Encore un film de gosse mal dans sa peau qui tente de s’en sortir ? C’est le postulat de départ en effet mais ici le ton ne tourne pas au misérabilisme névrotique ou à la comédie débile. Scotchés aux baskets du « héros », Luke Shapiro (Josh Peck), nous allons suivre sa rencontre avec le Dr Jeffrey Squires (Ben Kingsley excellent). Le 1er est un jeune dealer d’herbe fraîchement diplômé du lycée, en proie à une douce tristesse : uniquement vu comme le fournisseur officiel d’herbe pour les fêtes étudiantes, il se sent seul. Il n’a jamais vraiment eu d’expérience sexuelle concluante. Ses parents sont en perpétuel conflit, et risquent de se faire expulser de leur appartement New-Yorkais. Le 2nd est un psy qui monnaye ses séances contre quelques grammes de marijuana. Son couple bat de l’aile (Famke Janssen en épouse froide comme son carrelage) et sa cinquantaine n’est pas tout à fait rugissante. Ces deux paumés vont se lier d’amitié, mais le béguin de Luke pour la belle fille du docteur Squires, la pétillante Stéphanie, risque d’égratigner leur complicité naissante…

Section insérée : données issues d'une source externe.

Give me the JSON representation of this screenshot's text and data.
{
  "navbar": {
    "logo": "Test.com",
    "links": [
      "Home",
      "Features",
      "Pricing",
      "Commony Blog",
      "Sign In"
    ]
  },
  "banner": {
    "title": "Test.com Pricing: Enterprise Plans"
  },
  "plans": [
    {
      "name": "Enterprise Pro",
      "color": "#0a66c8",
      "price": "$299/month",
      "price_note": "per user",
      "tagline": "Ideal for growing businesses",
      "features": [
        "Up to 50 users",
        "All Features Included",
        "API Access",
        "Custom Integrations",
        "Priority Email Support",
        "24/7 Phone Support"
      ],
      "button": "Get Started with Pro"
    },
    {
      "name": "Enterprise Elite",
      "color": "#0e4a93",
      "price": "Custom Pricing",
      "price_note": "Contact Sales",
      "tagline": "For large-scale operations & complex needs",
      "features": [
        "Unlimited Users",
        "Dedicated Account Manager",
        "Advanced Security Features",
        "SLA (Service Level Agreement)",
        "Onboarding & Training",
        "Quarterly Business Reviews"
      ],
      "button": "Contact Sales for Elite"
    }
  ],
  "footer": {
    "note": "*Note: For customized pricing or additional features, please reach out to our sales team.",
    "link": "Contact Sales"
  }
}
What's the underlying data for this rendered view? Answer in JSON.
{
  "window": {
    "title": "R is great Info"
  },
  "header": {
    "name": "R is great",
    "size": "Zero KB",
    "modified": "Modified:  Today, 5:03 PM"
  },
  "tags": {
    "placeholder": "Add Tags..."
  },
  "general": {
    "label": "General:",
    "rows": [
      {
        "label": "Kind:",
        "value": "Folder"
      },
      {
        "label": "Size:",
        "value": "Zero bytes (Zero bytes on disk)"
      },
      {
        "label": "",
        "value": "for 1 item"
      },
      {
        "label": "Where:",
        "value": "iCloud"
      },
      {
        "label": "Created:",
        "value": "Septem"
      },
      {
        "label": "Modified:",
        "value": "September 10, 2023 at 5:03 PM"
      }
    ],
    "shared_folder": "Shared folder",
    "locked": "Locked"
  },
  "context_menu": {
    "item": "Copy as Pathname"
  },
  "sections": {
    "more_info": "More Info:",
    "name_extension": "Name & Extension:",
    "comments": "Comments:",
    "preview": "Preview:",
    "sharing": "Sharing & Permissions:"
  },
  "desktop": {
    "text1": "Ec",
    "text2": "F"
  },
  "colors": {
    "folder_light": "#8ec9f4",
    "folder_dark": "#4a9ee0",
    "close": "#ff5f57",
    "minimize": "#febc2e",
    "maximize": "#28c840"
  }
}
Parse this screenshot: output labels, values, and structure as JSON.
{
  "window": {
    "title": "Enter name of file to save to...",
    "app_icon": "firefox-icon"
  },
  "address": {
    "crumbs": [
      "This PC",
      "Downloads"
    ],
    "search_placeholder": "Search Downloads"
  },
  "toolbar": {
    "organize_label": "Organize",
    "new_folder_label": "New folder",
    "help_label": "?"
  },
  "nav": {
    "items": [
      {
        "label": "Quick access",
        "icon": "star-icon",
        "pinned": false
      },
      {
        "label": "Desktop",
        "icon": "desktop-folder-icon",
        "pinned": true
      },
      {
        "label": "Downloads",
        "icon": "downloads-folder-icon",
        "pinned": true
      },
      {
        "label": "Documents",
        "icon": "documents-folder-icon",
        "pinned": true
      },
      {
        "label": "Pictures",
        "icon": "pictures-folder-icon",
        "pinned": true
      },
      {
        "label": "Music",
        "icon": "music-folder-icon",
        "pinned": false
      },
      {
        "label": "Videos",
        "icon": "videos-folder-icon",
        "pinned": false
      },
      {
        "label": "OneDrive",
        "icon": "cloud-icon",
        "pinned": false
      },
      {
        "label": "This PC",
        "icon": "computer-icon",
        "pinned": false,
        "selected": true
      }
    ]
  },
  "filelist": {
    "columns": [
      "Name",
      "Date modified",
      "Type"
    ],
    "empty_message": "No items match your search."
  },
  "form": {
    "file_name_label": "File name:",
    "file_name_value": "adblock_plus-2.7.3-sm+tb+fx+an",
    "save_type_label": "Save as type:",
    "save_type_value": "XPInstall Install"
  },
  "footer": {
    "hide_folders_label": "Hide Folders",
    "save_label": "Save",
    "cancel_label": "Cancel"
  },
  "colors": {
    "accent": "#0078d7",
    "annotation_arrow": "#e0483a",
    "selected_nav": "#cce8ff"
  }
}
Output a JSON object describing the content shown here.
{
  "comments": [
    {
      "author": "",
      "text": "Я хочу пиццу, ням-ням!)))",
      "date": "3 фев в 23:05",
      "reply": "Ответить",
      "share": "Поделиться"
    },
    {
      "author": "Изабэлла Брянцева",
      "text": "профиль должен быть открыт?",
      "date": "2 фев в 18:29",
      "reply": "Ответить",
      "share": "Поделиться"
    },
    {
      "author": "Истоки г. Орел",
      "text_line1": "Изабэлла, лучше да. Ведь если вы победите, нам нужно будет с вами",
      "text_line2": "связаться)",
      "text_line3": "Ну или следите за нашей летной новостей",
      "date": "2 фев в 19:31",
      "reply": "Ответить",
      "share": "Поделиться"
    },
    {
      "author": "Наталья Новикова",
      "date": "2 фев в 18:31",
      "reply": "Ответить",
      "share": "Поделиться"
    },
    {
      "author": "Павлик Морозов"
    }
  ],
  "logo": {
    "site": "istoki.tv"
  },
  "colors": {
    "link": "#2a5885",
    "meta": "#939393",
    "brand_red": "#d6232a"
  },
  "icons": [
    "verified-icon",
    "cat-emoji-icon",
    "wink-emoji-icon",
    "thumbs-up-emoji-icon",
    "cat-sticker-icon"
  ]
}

Une des idées de génie est que le film est une anté-fiction, c’est-à-dire que le cadre spatio-temporel se trouve être le New-York 1994, lorsque Rudolph Giuliani, récemment élu, décide de nettoyer la ville (au karcher ?) en déclarant la guerre au bruit, à l’alcool, aux tags, aux SDF. Ce n’est pas une « histoire vraie » ou un film post 11 septembre mais bel et bien une plongée dans les années 90 à l’époque des walkmans, des téléphones avec fil, de la super Nintendo (pourquoi ai-je revendu la mienne ?!) et surtout du Hip-hop. Le rap imprègne totalement le film lui donnant une ambiance cool et funky. La BO est de qualité : aux platines, des classiques US tels Notorious B.I.G, Wutang Clan (terrible !), NAS, Biz Markie, A Tribe Called Quest (incontournable), etc.
On prend un véritable plaisir à suivre les pérégrinations de Luke et Jeff atteints du syndrome du Wakness (strabisme mental qui vous fait voir les choses en noir) dans ce New-York jazzy mais en phase de lobotomisation en supprimant tout « ce qui dépasse » au profit d’une propreté formatée au tourisme et aux golden boys. Grâce à la qualité des interprètes l’humour est omniprésent, certaines séquences étant à mourir de rire. D’autres font simplement grimper le sourire jusqu’aux oreilles : l’euphorie après le premier baiser résonne dans la tête de tous les mecs et est ici génialement mise en scène.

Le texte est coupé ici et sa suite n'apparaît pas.